Monday, 28 March 2016

Taliban faction carried out Lahore park attack

Relatives of Sunday's Lahore attack victims gather at a local hospital.

Jamaat-ul-Ahrar, a Taliban faction, has claimed responsibility for the suicide bomb attack in Lahore on Sunday that killed at least 65 people, saying its target was the country’s small Christian minority.

“The target was Christians,” said Ehsanullah Ehsan, a spokesman for the faction. “We want to send this message to Prime Minister Nawaz Sharif that we have entered Lahore. He can do what he wants but he won’t be able to stop us. Our suicide bombers will continue these attacks.”

The attack was essentially a strike at the heart of Prime Minister Nawaz Sharif’s political base of Punjab. The province has traditionally been more peaceful than other parts of Pakistan though the Prime Minister’s opponents have accused him of tolerating militancy in return for peace in his province, a charge he strongly denies.

The blast occurred in the parking area of Gulshan-e-Iqbal Park, a few feet from children’s swings.

Pakistan, a nuclear-armed nation of 190 million people, is plagued by Taliban insurgency, criminal gangs and sectarian violence. Punjab is its biggest and wealthiest province.

Eyewitnesses said they saw body parts strewn across the parking lot after the blast. “When the blast occurred, the flames were so high, they reached above the trees and I saw bodies flying in the air,” said Hasan Imran, 30, a resident who came to the park for a walk.

Salman Rafique, a health adviser to the Punjab provincial government, put the death toll at a minimum 60. “There are more than 280 injured people,” he said. “Many are in operation theatres, being treated and we fear that the death toll may climb considerably.”

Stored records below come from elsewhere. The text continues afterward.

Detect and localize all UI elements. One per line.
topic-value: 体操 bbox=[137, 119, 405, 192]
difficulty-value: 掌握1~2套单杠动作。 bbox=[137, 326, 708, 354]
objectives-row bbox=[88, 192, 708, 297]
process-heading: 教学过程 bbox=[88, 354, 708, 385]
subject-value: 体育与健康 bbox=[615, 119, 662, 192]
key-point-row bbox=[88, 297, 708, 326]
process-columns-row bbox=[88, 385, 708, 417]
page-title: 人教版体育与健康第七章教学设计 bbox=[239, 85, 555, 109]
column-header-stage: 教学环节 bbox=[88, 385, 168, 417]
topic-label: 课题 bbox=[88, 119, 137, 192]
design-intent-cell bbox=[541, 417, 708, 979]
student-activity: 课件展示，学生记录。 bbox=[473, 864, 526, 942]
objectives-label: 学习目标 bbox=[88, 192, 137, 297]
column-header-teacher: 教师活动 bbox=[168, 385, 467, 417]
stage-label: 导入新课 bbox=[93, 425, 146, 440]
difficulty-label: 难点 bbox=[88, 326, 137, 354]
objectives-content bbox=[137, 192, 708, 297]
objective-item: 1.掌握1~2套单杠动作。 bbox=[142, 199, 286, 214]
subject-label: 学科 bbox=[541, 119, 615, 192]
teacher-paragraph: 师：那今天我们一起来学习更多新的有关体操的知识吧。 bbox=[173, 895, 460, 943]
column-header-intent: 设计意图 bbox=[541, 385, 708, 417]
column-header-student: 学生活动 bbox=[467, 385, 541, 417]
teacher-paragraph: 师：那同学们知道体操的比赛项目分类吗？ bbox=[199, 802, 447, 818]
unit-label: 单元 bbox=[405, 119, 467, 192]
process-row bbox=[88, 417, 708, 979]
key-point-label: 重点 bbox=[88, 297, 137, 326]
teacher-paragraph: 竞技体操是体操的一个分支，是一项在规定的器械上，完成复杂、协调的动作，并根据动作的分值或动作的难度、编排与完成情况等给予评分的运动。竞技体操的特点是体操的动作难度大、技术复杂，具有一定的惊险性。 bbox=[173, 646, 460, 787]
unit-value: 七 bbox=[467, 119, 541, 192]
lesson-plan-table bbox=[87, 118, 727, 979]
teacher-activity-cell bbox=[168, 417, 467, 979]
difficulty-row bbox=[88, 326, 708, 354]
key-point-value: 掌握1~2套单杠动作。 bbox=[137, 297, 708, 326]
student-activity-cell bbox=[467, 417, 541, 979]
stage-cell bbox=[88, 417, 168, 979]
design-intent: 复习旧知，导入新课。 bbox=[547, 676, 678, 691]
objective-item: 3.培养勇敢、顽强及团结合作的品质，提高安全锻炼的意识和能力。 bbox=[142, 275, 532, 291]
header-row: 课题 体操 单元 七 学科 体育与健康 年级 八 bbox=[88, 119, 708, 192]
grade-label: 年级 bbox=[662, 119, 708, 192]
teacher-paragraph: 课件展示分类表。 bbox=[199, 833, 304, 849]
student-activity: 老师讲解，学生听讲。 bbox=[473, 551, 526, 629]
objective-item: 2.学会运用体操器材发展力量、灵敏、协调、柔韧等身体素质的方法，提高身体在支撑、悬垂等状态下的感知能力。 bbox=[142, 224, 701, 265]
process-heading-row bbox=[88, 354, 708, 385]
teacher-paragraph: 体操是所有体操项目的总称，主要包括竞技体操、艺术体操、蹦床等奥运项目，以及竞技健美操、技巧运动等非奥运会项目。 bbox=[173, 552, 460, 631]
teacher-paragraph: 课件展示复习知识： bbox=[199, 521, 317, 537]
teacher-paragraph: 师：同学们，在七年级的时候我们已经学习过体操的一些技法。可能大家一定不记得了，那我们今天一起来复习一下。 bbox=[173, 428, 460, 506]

Mustansar Feroz, police superintendent for the area in which the park is located, said most of the injured and dead were women and children.

Media footage showed children and women standing in pools of blood outside the park, crying and screaming, and rescue officials, policemen and bystanders carrying injured people to ambulances and private cars.

Dozens of women and children were seen being wheeled into hospitals, covered in blood. Many of the injured were transported to hospitals on taxis and auto-rickshaws due to a shortage of ambulances. Hundreds of citizens arrived outside hospitals to donate blood.

Local television channels reported that many of the dead bodies were being kept in hospital wards as morgues were overcrowded.

“We were just here to have a nice evening and enjoy the weather,” Nasreen Bibi said at the Services Hospital, crying as she waited for doctors to update her on the condition of her two-year-old injured daughter.

“May God shower his wrath upon these attackers. What kind of people target little children in a park?”

Parks closed
Soon after the attack, the Punjab government ordered all public parks to be closed and announced three days of mourning. The main shopping areas were shut down and many of the city’s main roads were deserted.

Last year, a bomb killed a popular Pakistani provincial Minister and at least eight others when it destroyed the Minister’s home in Punjab.